INCREASED rabbit problems across Western Australia's agricultural areas are wreaking havoc on crops and pastures.

The past few months have seen a significant drive in rabbit numbers, something which happens every three or so years, the Central Wheatbelt Biosecurity Association (CWBA) said.

Acting chairman Chris Patmore said rabbit numbers build up according to the feed and water that is available to them, which at this time of year is plentiful.

"The populations have built up to a level where they're causing quite a bit of damage to crops and pastures," Mr Patmore said.

"While that damage is hard to quantify, when you see rabbits by the hundreds at night time and even quite a few running around during the day, you know that the population is enough to cause economic damage."

Eventually, the introduced diseases of myxomatosis or calicivirus should come through and wipe numbers back down to minimal levels.

"Unfortunately we never know when that's going to happen, but we're hoping it will be soon because the rabbits are causing crop and pasture damage, plus their warrens are quite invasive as far making a mess in the paddocks goes," Mr Patmore said.

"They're both introduced diseases which come out in different strains and different times to bring the numbers of rabbits back to manageable levels.

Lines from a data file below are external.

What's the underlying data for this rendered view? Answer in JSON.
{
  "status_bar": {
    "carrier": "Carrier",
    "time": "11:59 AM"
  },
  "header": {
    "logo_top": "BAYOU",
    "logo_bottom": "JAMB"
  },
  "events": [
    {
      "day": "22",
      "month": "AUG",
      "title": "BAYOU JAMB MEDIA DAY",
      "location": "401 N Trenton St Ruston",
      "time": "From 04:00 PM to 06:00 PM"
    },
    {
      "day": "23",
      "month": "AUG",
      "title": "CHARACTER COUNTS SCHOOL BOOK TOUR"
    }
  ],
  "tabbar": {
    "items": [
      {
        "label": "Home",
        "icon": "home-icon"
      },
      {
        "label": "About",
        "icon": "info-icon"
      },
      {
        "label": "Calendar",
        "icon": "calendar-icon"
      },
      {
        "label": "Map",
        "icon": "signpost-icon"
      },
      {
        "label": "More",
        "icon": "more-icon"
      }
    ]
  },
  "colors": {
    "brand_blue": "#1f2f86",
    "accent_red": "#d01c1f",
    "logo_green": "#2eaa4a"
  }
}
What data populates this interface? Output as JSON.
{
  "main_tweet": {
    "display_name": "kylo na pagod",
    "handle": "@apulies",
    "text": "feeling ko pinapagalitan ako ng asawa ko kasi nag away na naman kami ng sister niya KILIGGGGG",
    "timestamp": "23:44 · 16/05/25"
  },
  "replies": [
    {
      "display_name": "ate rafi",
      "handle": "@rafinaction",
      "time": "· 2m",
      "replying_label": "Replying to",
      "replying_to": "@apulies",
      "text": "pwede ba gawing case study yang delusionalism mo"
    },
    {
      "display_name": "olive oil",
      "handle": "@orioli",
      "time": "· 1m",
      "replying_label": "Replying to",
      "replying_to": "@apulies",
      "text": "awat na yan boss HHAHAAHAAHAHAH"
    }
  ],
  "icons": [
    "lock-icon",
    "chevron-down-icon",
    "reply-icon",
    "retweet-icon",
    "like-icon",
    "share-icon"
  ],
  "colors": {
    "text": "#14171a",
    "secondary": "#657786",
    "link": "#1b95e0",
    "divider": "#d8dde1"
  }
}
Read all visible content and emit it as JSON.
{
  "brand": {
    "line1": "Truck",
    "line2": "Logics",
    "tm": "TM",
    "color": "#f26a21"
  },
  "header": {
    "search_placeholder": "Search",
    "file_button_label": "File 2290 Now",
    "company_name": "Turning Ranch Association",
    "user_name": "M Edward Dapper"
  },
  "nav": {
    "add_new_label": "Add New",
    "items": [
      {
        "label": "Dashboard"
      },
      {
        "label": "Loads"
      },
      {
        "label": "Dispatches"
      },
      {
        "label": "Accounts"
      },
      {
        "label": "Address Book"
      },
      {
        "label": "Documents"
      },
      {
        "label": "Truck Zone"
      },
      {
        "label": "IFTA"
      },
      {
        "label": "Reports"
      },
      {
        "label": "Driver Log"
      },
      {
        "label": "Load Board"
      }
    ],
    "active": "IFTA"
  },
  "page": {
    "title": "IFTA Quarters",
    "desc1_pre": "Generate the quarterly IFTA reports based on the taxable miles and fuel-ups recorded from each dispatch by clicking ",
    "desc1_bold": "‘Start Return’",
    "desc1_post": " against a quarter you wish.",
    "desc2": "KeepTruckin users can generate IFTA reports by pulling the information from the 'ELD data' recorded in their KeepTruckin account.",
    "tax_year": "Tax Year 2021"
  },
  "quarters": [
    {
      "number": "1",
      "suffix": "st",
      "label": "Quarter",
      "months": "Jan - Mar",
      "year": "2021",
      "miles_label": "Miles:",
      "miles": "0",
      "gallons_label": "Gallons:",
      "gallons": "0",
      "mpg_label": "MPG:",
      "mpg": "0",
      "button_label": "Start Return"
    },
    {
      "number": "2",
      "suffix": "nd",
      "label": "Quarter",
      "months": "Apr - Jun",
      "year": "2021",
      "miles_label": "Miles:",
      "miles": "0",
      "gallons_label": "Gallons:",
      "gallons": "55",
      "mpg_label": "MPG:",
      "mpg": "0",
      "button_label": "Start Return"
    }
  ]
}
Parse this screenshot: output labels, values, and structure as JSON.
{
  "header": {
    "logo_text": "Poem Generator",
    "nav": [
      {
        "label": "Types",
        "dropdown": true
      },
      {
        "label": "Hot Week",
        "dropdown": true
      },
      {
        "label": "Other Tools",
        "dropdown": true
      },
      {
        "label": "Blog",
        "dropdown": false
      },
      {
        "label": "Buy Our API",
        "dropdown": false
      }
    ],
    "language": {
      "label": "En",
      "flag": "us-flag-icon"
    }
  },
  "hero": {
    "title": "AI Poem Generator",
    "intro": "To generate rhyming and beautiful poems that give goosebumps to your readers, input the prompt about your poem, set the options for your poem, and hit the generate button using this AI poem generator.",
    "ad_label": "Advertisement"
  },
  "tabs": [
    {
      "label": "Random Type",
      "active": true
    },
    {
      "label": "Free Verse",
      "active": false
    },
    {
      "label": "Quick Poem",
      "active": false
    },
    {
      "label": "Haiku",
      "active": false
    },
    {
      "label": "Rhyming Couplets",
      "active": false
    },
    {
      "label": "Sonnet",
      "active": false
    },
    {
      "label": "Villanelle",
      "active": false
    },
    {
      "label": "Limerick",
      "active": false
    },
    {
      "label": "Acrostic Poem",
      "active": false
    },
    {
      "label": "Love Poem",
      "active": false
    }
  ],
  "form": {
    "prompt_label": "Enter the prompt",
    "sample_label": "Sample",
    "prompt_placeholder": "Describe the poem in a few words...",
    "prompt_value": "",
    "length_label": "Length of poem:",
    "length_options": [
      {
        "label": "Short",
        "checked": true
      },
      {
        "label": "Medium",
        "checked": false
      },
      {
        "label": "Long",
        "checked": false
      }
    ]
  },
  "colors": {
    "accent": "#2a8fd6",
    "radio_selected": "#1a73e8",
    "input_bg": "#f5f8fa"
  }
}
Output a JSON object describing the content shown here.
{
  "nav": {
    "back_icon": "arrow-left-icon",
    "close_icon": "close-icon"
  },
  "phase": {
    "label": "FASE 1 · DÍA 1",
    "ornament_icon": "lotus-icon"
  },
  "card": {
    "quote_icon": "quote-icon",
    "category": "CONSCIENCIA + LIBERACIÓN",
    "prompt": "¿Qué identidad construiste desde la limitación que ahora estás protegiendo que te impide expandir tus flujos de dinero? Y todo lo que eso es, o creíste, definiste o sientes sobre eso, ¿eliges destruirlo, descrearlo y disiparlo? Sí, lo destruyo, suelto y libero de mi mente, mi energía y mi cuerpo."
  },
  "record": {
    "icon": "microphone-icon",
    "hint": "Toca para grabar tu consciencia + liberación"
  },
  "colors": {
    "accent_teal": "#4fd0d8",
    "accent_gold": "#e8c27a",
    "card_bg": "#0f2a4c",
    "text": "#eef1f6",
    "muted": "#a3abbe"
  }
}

"Being a biological control, none of them will wipe a rabbit population out completely, the rabbit numbers will get down to such a level that the disease can't spread any further, but the few that are left will start to breed up again."

Most biosecurity groups, including CWBA, offer rabbit control via baiting, usually with poison oats.

"We urge any land owner that is having problems like crop or pasture damage to take advantage of that service which is provided to them by their biosecurity group," Mr Patmore said.